Cash flow systems such as SMARTEquity have been popular in Australia and Great Britain for decades. ComCorp Communications, a real estate investment firm based in Ottawa, Ontario, developed SMARTEquity about five years ago, and more than 5,000 Canadian homeowners have used it, says its president and CEO Mark Montserin.

The key to the system is what’s known as a “sweep account.” Here’s how it works: Let’s say a homeowner borrows $250,000 to purchase a house with a 30-year, fixed-rate, 6 percent loan. He establishes a separate line of credit or savings account, from which he draws $2,500 per month and applies that amount to the mortgage principal. By doing so, the total mortgage loan is recalculated and the owner saves himself more than $12,000 in future interest payments. The owner uses the line of credit like a checking account into which he deposits his monthly income and pays bills. The owner is able to zero out this credit line in eight months and pays only $66.52 interest on it.

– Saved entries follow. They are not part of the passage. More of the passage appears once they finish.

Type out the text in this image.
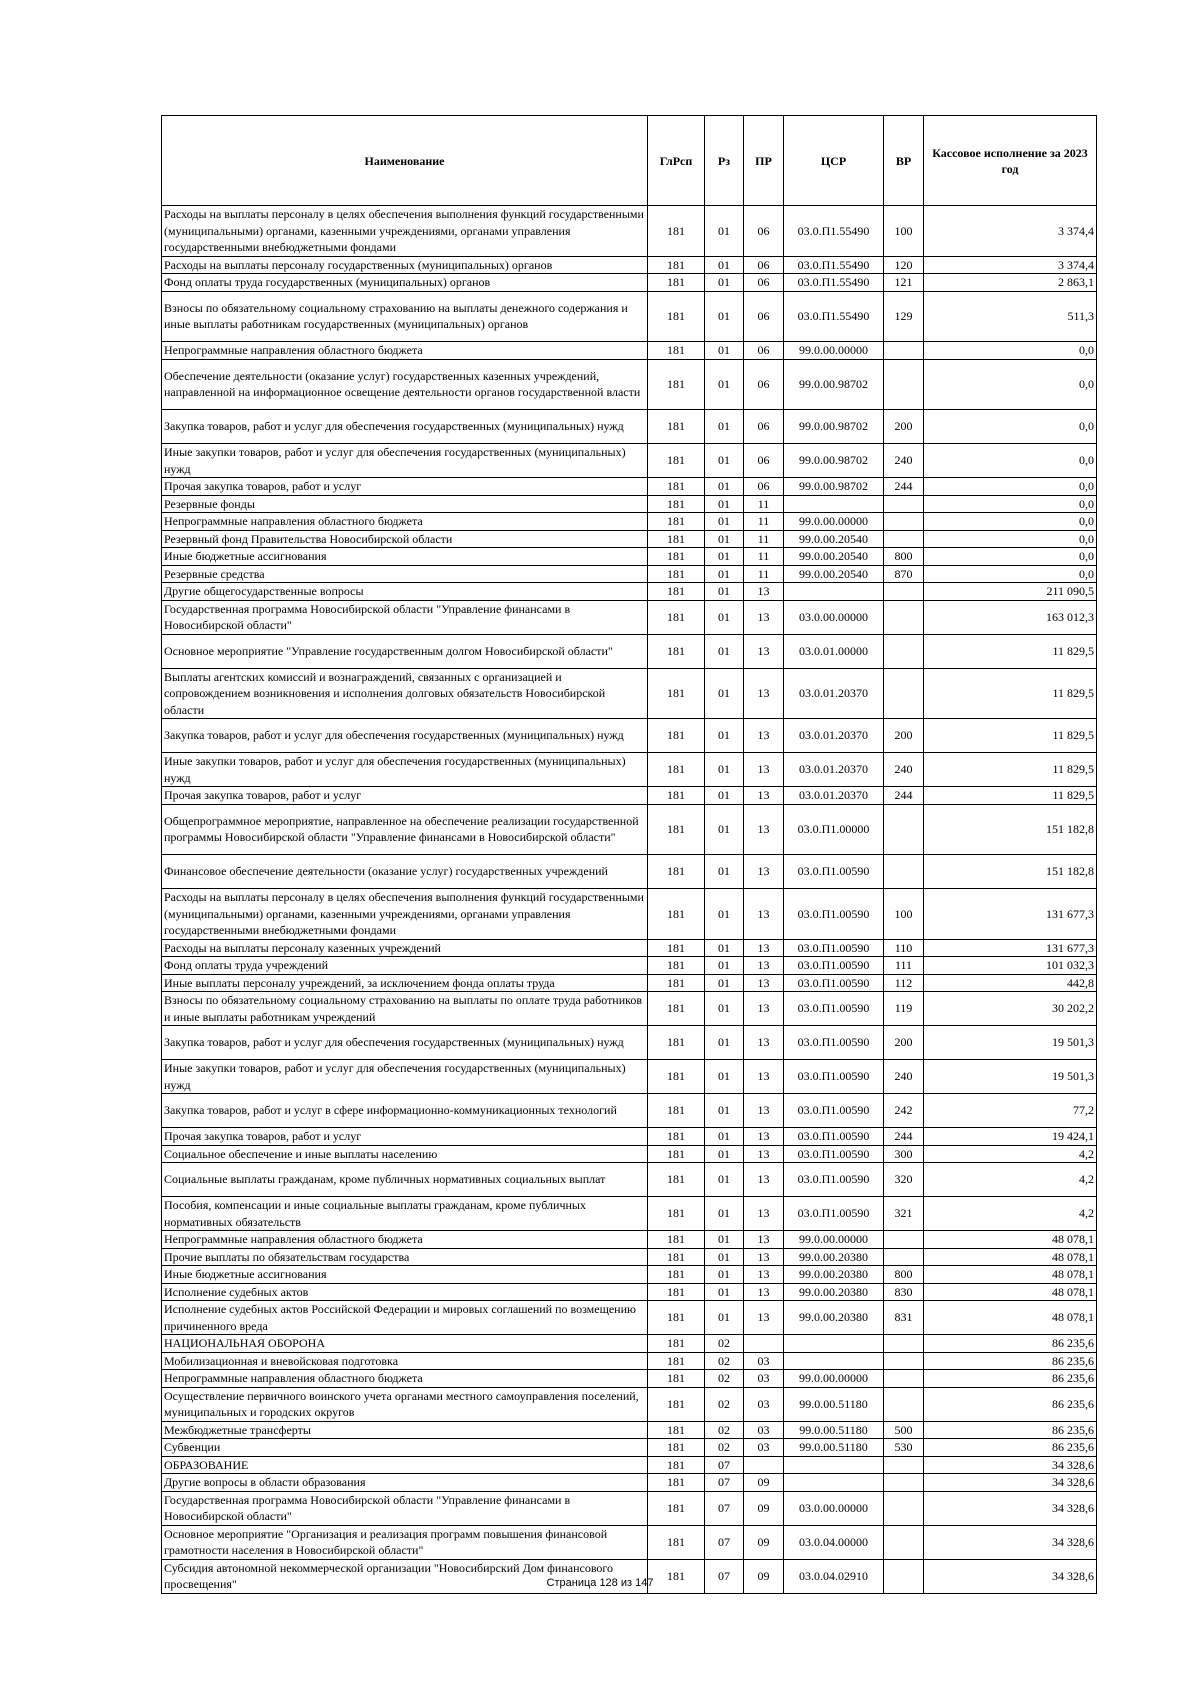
Наименование	ГлРсп	Рз	ПР	ЦСР	ВР	Кассовое исполнение за 2023 год
Расходы на выплаты персоналу в целях обеспечения выполнения функций государственными (муниципальными) органами, казенными учреждениями, органами управления государственными внебюджетными фондами	181	01	06	03.0.П1.55490	100	3 374,4
Расходы на выплаты персоналу государственных (муниципальных) органов	181	01	06	03.0.П1.55490	120	3 374,4
Фонд оплаты труда государственных (муниципальных) органов	181	01	06	03.0.П1.55490	121	2 863,1
Взносы по обязательному социальному страхованию на выплаты денежного содержания и иные выплаты работникам государственных (муниципальных) органов	181	01	06	03.0.П1.55490	129	511,3
Непрограммные направления областного бюджета	181	01	06	99.0.00.00000		0,0
Обеспечение деятельности (оказание услуг) государственных казенных учреждений, направленной на информационное освещение деятельности органов государственной власти	181	01	06	99.0.00.98702		0,0
Закупка товаров, работ и услуг для обеспечения государственных (муниципальных) нужд	181	01	06	99.0.00.98702	200	0,0
Иные закупки товаров, работ и услуг для обеспечения государственных (муниципальных) нужд	181	01	06	99.0.00.98702	240	0,0
Прочая закупка товаров, работ и услуг	181	01	06	99.0.00.98702	244	0,0
Резервные фонды	181	01	11			0,0
Непрограммные направления областного бюджета	181	01	11	99.0.00.00000		0,0
Резервный фонд Правительства Новосибирской области	181	01	11	99.0.00.20540		0,0
Иные бюджетные ассигнования	181	01	11	99.0.00.20540	800	0,0
Резервные средства	181	01	11	99.0.00.20540	870	0,0
Другие общегосударственные вопросы	181	01	13			211 090,5
Государственная программа Новосибирской области "Управление финансами в Новосибирской области"	181	01	13	03.0.00.00000		163 012,3
Основное мероприятие "Управление государственным долгом Новосибирской области"	181	01	13	03.0.01.00000		11 829,5
Выплаты агентских комиссий и вознаграждений, связанных с организацией и сопровождением возникновения и исполнения долговых обязательств Новосибирской области	181	01	13	03.0.01.20370		11 829,5
Закупка товаров, работ и услуг для обеспечения государственных (муниципальных) нужд	181	01	13	03.0.01.20370	200	11 829,5
Иные закупки товаров, работ и услуг для обеспечения государственных (муниципальных) нужд	181	01	13	03.0.01.20370	240	11 829,5
Прочая закупка товаров, работ и услуг	181	01	13	03.0.01.20370	244	11 829,5
Общепрограммное мероприятие, направленное на обеспечение реализации государственной программы Новосибирской области "Управление финансами в Новосибирской области"	181	01	13	03.0.П1.00000		151 182,8
Финансовое обеспечение деятельности (оказание услуг) государственных учреждений	181	01	13	03.0.П1.00590		151 182,8
Расходы на выплаты персоналу в целях обеспечения выполнения функций государственными (муниципальными) органами, казенными учреждениями, органами управления государственными внебюджетными фондами	181	01	13	03.0.П1.00590	100	131 677,3
Расходы на выплаты персоналу казенных учреждений	181	01	13	03.0.П1.00590	110	131 677,3
Фонд оплаты труда учреждений	181	01	13	03.0.П1.00590	111	101 032,3
Иные выплаты персоналу учреждений, за исключением фонда оплаты труда	181	01	13	03.0.П1.00590	112	442,8
Взносы по обязательному социальному страхованию на выплаты по оплате труда работников и иные выплаты работникам учреждений	181	01	13	03.0.П1.00590	119	30 202,2
Закупка товаров, работ и услуг для обеспечения государственных (муниципальных) нужд	181	01	13	03.0.П1.00590	200	19 501,3
Иные закупки товаров, работ и услуг для обеспечения государственных (муниципальных) нужд	181	01	13	03.0.П1.00590	240	19 501,3
Закупка товаров, работ и услуг в сфере информационно-коммуникационных технологий	181	01	13	03.0.П1.00590	242	77,2
Прочая закупка товаров, работ и услуг	181	01	13	03.0.П1.00590	244	19 424,1
Социальное обеспечение и иные выплаты населению	181	01	13	03.0.П1.00590	300	4,2
Социальные выплаты гражданам, кроме публичных нормативных социальных выплат	181	01	13	03.0.П1.00590	320	4,2
Пособия, компенсации и иные социальные выплаты гражданам, кроме публичных нормативных обязательств	181	01	13	03.0.П1.00590	321	4,2
Непрограммные направления областного бюджета	181	01	13	99.0.00.00000		48 078,1
Прочие выплаты по обязательствам государства	181	01	13	99.0.00.20380		48 078,1
Иные бюджетные ассигнования	181	01	13	99.0.00.20380	800	48 078,1
Исполнение судебных актов	181	01	13	99.0.00.20380	830	48 078,1
Исполнение судебных актов Российской Федерации и мировых соглашений по возмещению причиненного вреда	181	01	13	99.0.00.20380	831	48 078,1
НАЦИОНАЛЬНАЯ ОБОРОНА	181	02				86 235,6
Мобилизационная и вневойсковая подготовка	181	02	03			86 235,6
Непрограммные направления областного бюджета	181	02	03	99.0.00.00000		86 235,6
Осуществление первичного воинского учета органами местного самоуправления поселений, муниципальных и городских округов	181	02	03	99.0.00.51180		86 235,6
Межбюджетные трансферты	181	02	03	99.0.00.51180	500	86 235,6
Субвенции	181	02	03	99.0.00.51180	530	86 235,6
ОБРАЗОВАНИЕ	181	07				34 328,6
Другие вопросы в области образования	181	07	09			34 328,6
Государственная программа Новосибирской области "Управление финансами в Новосибирской области"	181	07	09	03.0.00.00000		34 328,6
Основное мероприятие "Организация и реализация программ повышения финансовой грамотности населения в Новосибирской области"	181	07	09	03.0.04.00000		34 328,6
Субсидия автономной некоммерческой организации "Новосибирский Дом финансового просвещения"	181	07	09	03.0.04.02910		34 328,6
Страница 128 из 147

By repeating this process over the course of the mortgage, the owner would retire his house loan in 16 years and reduce the total interest paid by more than $100,000. The interest on the line of credit, on the other hand, would be under $1,700.

For builders, the “high perceived value” of SMARTEquity as a buyer incentive could lead to more referrals, says Montserin. And builders buying in bulk could lower the software’s $1,600-per-user cost to under $1,000, he says.

When asked why homeowners need the software, Montserin asserts “the short answer is: systems work.” To make his point, he notes that while most overweight people know they should eat less and exercise more, few do without following some kind of regimen. The same is true about mortgage reductions. Only 3 percent of people now actually pay down their principal, “and if you don’t have a system the chances for success are slim to none that you will.”